Based on the feedback gathered publicly and privately, I wanted to highlight and post for discussion the following possible improvement points of the protocol. They should further align the ecosystem together and utilize existing infrastructure.

Aggregating Public State Relay

While the initial version of the protocol highlights state relayers as actors running the software for generating SNARK_{L1State} and submitting it towards C_{L1LightClient}, this also introduces a software risk - a bug inside this software can cause complete failure of the whole system.

Furthermore, this positions Wisp as a competitor inside the “Onchain Light Client” space, rather than the aligning initiative it strives to be.

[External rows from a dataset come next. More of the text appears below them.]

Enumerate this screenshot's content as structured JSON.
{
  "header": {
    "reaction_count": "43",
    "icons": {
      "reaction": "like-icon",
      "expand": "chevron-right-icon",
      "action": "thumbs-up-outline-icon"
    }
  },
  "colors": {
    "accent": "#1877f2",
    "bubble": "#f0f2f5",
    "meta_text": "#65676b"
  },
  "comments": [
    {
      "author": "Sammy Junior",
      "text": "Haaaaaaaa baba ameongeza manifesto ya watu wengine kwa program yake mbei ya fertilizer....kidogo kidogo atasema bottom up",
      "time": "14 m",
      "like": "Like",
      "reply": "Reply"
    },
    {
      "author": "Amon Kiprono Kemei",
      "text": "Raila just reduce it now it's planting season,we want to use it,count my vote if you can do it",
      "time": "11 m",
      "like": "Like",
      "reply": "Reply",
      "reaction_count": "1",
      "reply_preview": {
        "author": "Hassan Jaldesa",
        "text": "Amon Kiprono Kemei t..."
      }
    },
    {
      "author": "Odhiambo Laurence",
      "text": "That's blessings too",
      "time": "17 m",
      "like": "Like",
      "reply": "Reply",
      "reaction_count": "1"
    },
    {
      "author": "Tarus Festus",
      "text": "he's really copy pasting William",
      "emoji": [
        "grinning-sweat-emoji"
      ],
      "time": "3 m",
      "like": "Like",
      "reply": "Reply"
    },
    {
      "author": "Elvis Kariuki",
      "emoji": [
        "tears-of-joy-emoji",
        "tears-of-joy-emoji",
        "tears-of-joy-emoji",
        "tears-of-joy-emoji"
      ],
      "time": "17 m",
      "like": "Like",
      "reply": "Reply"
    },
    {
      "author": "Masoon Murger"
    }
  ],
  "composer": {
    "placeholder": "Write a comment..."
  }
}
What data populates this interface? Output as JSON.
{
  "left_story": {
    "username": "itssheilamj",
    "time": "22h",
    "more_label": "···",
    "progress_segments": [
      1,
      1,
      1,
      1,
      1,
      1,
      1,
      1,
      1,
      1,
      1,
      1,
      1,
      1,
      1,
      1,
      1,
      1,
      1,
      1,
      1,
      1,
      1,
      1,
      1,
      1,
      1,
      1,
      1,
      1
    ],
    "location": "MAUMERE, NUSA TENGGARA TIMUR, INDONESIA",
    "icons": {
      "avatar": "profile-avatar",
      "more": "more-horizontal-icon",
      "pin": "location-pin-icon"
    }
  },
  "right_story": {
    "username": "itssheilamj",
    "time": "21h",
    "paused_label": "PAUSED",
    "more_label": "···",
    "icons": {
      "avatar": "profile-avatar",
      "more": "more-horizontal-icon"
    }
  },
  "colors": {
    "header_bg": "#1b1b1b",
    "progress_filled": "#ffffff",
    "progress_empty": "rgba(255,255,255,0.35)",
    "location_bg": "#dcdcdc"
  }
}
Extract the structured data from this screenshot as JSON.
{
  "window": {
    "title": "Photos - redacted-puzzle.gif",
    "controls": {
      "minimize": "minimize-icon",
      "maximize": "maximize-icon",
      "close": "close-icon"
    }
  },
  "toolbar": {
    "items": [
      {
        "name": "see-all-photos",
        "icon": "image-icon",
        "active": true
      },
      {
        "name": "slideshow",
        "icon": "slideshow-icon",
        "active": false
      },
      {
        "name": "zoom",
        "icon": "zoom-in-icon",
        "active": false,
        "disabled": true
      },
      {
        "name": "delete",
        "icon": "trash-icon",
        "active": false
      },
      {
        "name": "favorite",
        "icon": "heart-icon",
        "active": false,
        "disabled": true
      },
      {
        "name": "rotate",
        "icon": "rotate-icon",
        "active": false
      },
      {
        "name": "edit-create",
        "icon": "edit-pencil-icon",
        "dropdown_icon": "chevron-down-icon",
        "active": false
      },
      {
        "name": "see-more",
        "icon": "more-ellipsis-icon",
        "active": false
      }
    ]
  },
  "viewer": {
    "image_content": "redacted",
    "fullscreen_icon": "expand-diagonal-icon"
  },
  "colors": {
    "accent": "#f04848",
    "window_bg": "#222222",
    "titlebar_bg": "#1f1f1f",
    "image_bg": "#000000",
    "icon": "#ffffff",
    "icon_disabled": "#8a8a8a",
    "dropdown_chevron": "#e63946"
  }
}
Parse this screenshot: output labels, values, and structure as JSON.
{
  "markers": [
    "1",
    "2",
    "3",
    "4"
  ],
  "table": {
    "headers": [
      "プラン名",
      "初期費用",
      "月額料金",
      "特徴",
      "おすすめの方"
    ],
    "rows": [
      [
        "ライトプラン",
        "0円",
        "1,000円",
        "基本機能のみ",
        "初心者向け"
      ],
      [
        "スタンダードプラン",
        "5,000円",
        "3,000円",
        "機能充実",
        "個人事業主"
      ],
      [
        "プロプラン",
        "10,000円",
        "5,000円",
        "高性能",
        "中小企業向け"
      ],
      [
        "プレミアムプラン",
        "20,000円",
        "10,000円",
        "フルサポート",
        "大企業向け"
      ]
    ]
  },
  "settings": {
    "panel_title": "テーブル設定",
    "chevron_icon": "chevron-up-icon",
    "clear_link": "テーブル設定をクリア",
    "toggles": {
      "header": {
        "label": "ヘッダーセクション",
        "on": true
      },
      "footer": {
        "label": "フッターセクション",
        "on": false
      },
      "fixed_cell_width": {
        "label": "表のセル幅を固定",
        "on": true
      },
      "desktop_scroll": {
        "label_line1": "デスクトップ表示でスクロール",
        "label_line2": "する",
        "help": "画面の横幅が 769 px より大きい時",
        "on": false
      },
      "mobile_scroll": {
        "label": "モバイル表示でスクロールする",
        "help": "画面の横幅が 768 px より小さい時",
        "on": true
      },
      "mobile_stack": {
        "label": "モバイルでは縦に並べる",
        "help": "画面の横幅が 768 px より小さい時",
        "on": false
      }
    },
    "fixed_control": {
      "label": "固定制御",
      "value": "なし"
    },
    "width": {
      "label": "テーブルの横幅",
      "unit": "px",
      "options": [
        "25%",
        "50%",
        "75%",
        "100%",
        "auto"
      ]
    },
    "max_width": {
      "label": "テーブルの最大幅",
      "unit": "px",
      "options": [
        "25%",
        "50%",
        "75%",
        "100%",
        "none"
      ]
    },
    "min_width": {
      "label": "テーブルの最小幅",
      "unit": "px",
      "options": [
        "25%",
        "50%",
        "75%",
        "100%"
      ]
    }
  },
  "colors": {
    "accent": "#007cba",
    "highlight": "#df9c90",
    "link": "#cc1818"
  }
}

As a means, to address this risk, Wisp can move into “State Relay Aggregation”. Public State Relayers can be delivering their L1 state proofs to the destination rollups and the protocol can start using these and utilizing these. Due to the deterministic nature of the Sync Protocol, the aggregation of multiple Light client sources will further enhance the security, lower the trust assumptions and lower the risk for the system.

In addition, the State Relay fees will now be flowing back to the community and to the actors doing the state relay work. This creates a new revenue stream for these actors and aligns the whole system together.

Utilizing Available Anchors

Thanks @ralexstokes

The proposed protocol specifies the Light client-based, state relay phase as a necessary phase for the communication to occur. While this is generally correct, there are cases like Optimism Bedrock and Taiko, where the L1 state is immediately available.

In these cases, it makes sense for the protocol to use them as a source of the L1 state rather than forcing the existence (and the costs) of running onchain L1 Light Client.

Optimising Delivery Message

The biggest cost factor for most rollups is the size of the calldata they need to anchor inside L1. With this in mind, the Delivery Message transaction is quite a bulky one and almost all of it eventually goes to L1. This makes the message delivery a costly process and risks the scalability of the system.

A possible improvement is the creation of Computational Integrity Proof to minimize the calldata footprint inside the L2s and respectively the L1s. Moving into ZK proving system (f.e. Groth16) that produces a minimally sized proof will enable the overhead of Wisp to be as little as possible.